И продолжал кормить и поить до тех пор, пока не ударил 
грозный час… 
– А жив еще Григорий Александрыч? – спрашиваю я. 
– Живет! Вон окно-то – там и ютится. Был я у него намеднись, 
нагажено у него, насорено в горнице-то! Ни у дверей, ни у окон 
настоящих запоров нет; войди к нему ночью, задуши – никто три 
дня и не проведает! Да и сам-то он словно уж не в уме! 
– Стар! 
– Одно дело – стар, другое дело – разоренье. Теперь он, можно 
сказать, весь обнажился; ни у него хлеба, ни травы – хуже, не чем 
у иного мужика! 
– Что так? 
– Да сначала, как уставную-то грамоту писал, перестарался уж 
очень. Землю, коя получше, за собой оставил, ан дача-то и вышла 
у него клочьями. Тоже плут ведь он! думал: «Коли я около самой 
ихней околицы землю отрежу, так им и курицы некуда будет выпустить!» – ан вышло, что курицы-то и завсе у него в овсе! 
– Чай, судится с крестьянами-то? 
– Пытал тоже судиться, да смех один вышел: хоть каждый 
день ты с курицей судись, а она все пойдет, где ей лакомо. Надзору у него нет; самому досмотреть нет возможности, а управителя нанять – три полсотни отдать ему надо. Да и управителю тут 
ни в жизнь не углядеть, потому, в одном месте он смотрит, а в 
другом, гляди, озоруют! 
– На чем же он порешил? 
– Да не поймешь его. Сначала куда как сердит был и суды-то 
треклял: «какие, говорит, это праведные суды, это притоны разбойничьи!» – а нынче, слышь, надеяться начал. Все около своих 
бывших крестьян похаживает, лаской их донять хочет, литки с 
ними пьет. «Мы, говорит, все нынче на равной линии стоим; я вас 
не замаю, и вы меня не замайте». Все, значит, насчет потрав просит, чтоб потрав у него не делали. 
– Ну, и что ж крестьяне… чувствуют? 
– Нельзя сказать, чтоб очень. Намеднись один мужичок при 
мне ему говорит: «Ты, говорит, Григорий Александрыч, нече сказать, нынче парень отменный стал, не обидчик, не наругатель, не 
что; а прежнее-то, по-твоему, как?» – «А прежнее, говорит, простить надо!» 

5 

– Отчего ж бы и не простить, в самом деле. 
– Отчего не простить! Вот и я в те поры тоже подумал: «Стар, 
мол, ты стар, а тоже знаешь, где раки зимуют! Прежнее чтобы 
простить, а вперед чтобы опять по-прежнему!» Да вот, никак, и 
сам он! 
Смотрим: невдалеке от дороги, у развалившихся ворот, от которых остались одни покосившиеся набок столбы, стоит старик в 
засаленном стеганом архалуке, из которого местами торчит вата, 
и держит руку щитком над глазами, всматриваясь в нас. На голове у него теплый картуз, щеки и губы обвисли, борода не брита, 
жидкие волосы развеваются по ветру; в левой руке березовая 
палка, которую он тщетно старается установить. 

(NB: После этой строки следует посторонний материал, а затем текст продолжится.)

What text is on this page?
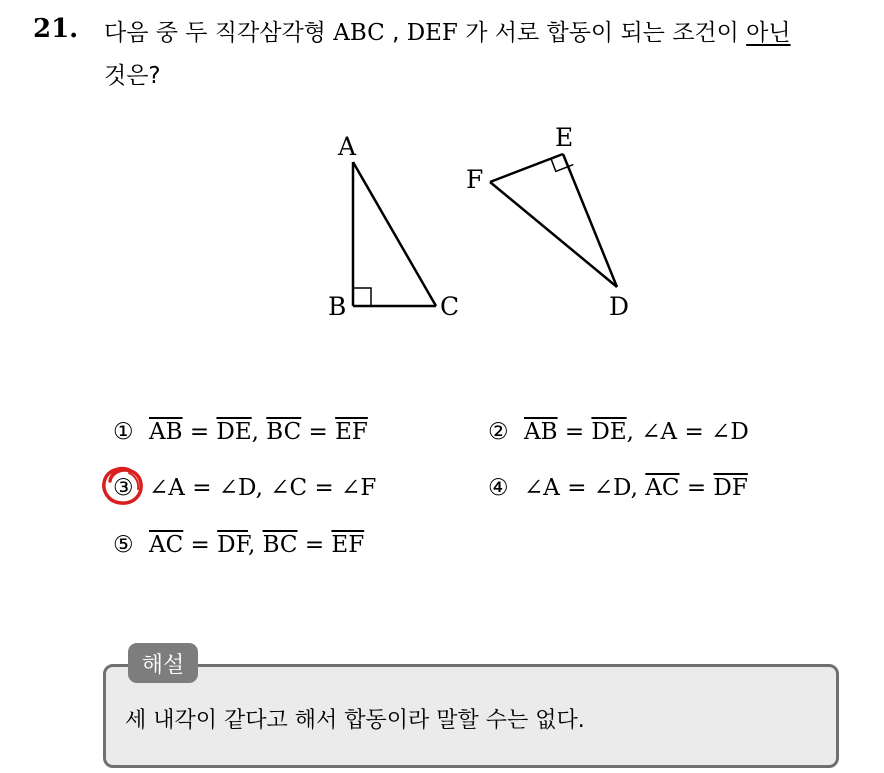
21. 다음 중 두 직각삼각형 ABC , DEF 가 서로 합동이 되는 조건이 아닌
것은?
A
B	C	D
E
F
① $\overline{AB} = \overline{DE}$, $\overline{BC} = \overline{EF}$	② $\overline{AB} = \overline{DE}$, ∠A = ∠D
③ ∠A = ∠D, ∠C = ∠F	④ ∠A = ∠D, $\overline{AC} = \overline{DF}$
⑤ $\overline{AC} = \overline{DF}$, $\overline{BC} = \overline{EF}$
해설
세 내각이 같다고 해서 합동이라 말할 수는 없다.
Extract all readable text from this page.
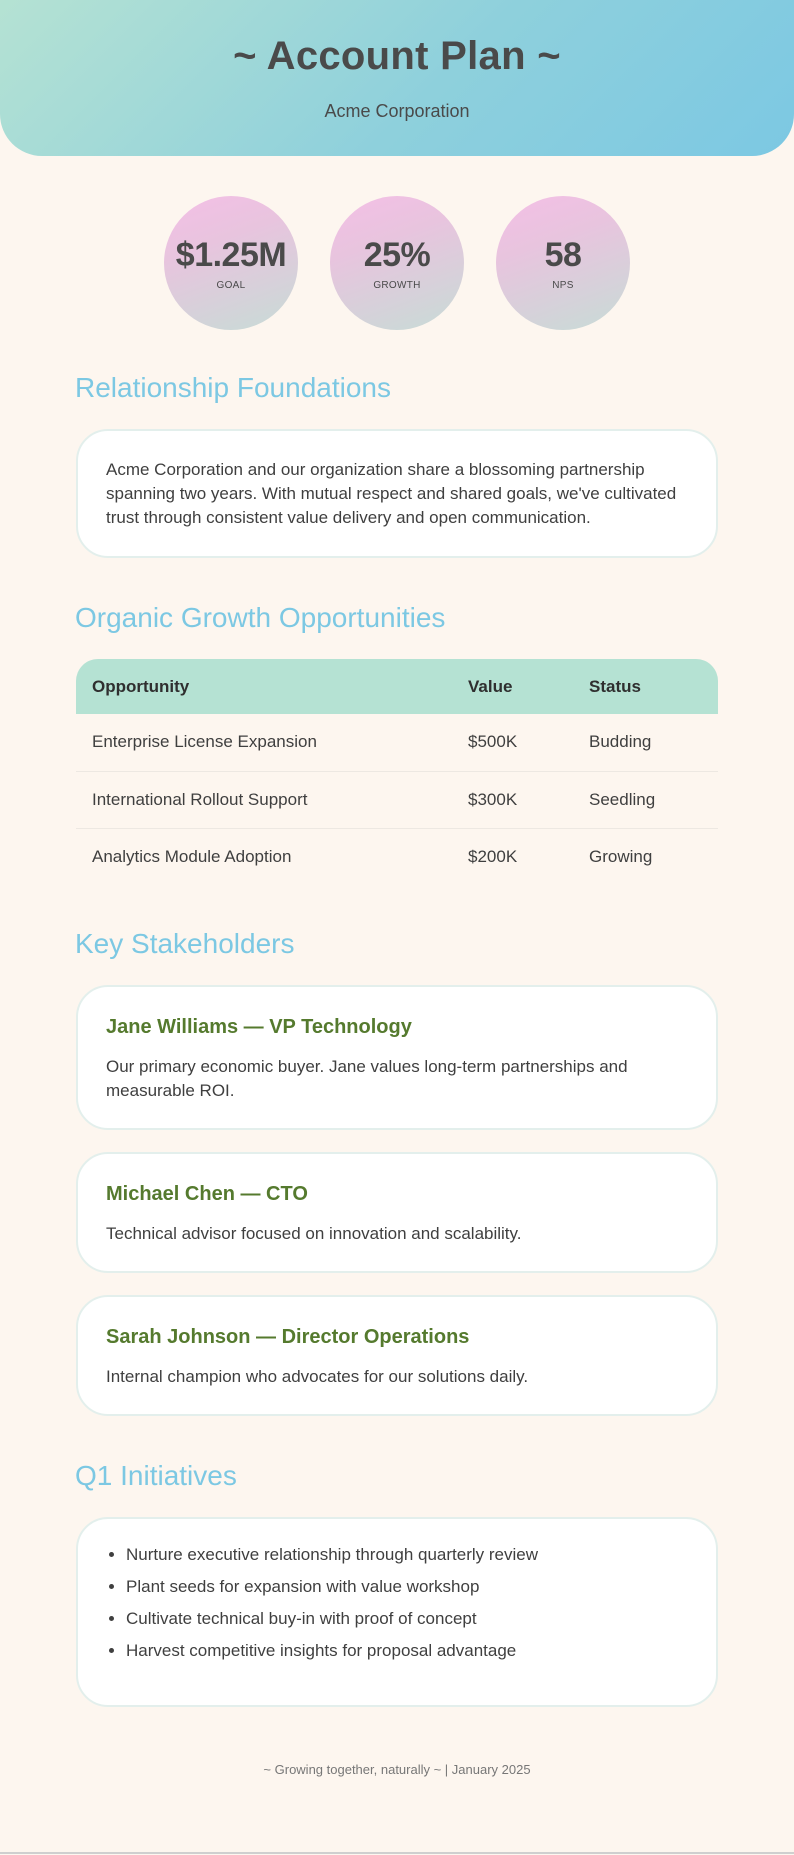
~ Account Plan ~
Acme Corporation
$1.25M
GOAL
25%
GROWTH
58
NPS
Relationship Foundations

Acme Corporation and our organization share a blossoming partnership spanning two years. With mutual respect and shared goals, we've cultivated trust through consistent value delivery and open communication.

Organic Growth Opportunities
Opportunity	Value	Status
Enterprise License Expansion	$500K	Budding
International Rollout Support	$300K	Seedling
Analytics Module Adoption	$200K	Growing
Key Stakeholders
Jane Williams — VP Technology

Our primary economic buyer. Jane values long-term partnerships and measurable ROI.

Michael Chen — CTO

Technical advisor focused on innovation and scalability.

Sarah Johnson — Director Operations

Internal champion who advocates for our solutions daily.

Q1 Initiatives
• Nurture executive relationship through quarterly review
• Plant seeds for expansion with value workshop
• Cultivate technical buy-in with proof of concept
• Harvest competitive insights for proposal advantage
~ Growing together, naturally ~ | January 2025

– Неужто это Григорий Александрыч? – спрашиваю я, до такой степени изумленный, что мне не приходит даже на мысль остановить лошадей, чтоб поздороваться с маститым свидетелем 
игр моего детства. 
– Он самый и есть. Смотри, как палка-то у него в руках прыгает; с палкой совладать уж не может. 

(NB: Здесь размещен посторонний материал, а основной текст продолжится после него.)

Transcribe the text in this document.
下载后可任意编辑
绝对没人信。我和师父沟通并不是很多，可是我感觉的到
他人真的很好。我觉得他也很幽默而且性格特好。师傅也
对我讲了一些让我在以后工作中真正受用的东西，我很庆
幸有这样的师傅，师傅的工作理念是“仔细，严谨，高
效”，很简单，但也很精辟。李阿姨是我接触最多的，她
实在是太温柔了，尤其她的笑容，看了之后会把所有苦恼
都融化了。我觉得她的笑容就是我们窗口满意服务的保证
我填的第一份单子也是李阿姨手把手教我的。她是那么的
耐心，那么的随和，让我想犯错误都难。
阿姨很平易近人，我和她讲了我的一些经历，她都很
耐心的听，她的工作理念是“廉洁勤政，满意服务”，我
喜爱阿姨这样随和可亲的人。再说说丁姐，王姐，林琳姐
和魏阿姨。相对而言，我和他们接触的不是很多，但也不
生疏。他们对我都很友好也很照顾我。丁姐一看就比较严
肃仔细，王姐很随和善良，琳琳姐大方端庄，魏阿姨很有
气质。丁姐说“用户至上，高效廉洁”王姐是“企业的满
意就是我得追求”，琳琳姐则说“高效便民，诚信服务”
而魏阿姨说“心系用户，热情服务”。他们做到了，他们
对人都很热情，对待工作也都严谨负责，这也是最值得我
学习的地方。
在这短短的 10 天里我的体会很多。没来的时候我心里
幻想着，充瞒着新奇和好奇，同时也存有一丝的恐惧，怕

– Господи! а какой был прежде белый да румяный! 
– Был румян, поколь свои мужики на барщину ходили, а теперь вон какой стал. Сердитые нынче, сударь, времена настали. 
– Чем же так уж очень сердиты? 
– Да тем, что спустя-то рукава нынче уж, видно, редко кому 
прожить доведется! 
– Ну, что ж такое! стало быть, дело надо делать – вот и все. 
– Да и на дело-то нынешнее посмотришь, так словно бы оно на 
мошенничество похоже стало. Прежде совсем делов не было, а 
нынче уж слишним их много, а настоящего, постоянного дела 
все-таки нету – все с наскоку. Перервал горло, утащил, надул – и 
убёг. Вот нынешнее дело. Настоящий-то, постоянный-то человек 
промеж дошлых и пропадает. Со всех сторон его окружили, нигде ни расчету, ни суда ему нет. Да и соблазн велик. Станет человек постоянное-то дело делать – ан тут его сейчас лукавый смутит! Зачем, скажет, работать, коли обманом да колотырничеством 
жить можно! А иной с непривычки и обмануть-то путем не умеет! Смотришь, ан со временем или по судам его таскают, или он в 
кабаке смертную чашу пьет! 
– Так неужто ж прежде лучше было? 
– Лучше не лучше, только прежде мы об своих качествах-то 
помалчивали да потихоньку их прикапливали. При крепостном
6 

то праве мы словно в тюрьме сидели и каки-таки были у нас добродетели – никому о том было не ведомо. А теперь все свои капиталы вдруг объявили. А и капиталов-то у нас всего два: жрать 
да баклуши бить. Жрать хочется, а работать не хочется (прежде, 
стало быть, при крепостном праве вдосталь наработались!) – ну, 
и ищут, как бы вьюном извернуться. Иной всю жизнь без штанов 
жил, да и дела отродясь в глаза не видал – ан, смотришь, он в 
трактире чай пьет, поддевку себе из синего сукна сшил! Спроси 
его, что он сработал, откуда у него что проявилось, – он не то что 
тебе, да и себе-то настоящего ответа дать не сумеет! Так маклаченьем да карманной выгрузкой и живет. Да что и говорить! Всякого спроси, всякий скажет: сердитые нынче времена пришли! 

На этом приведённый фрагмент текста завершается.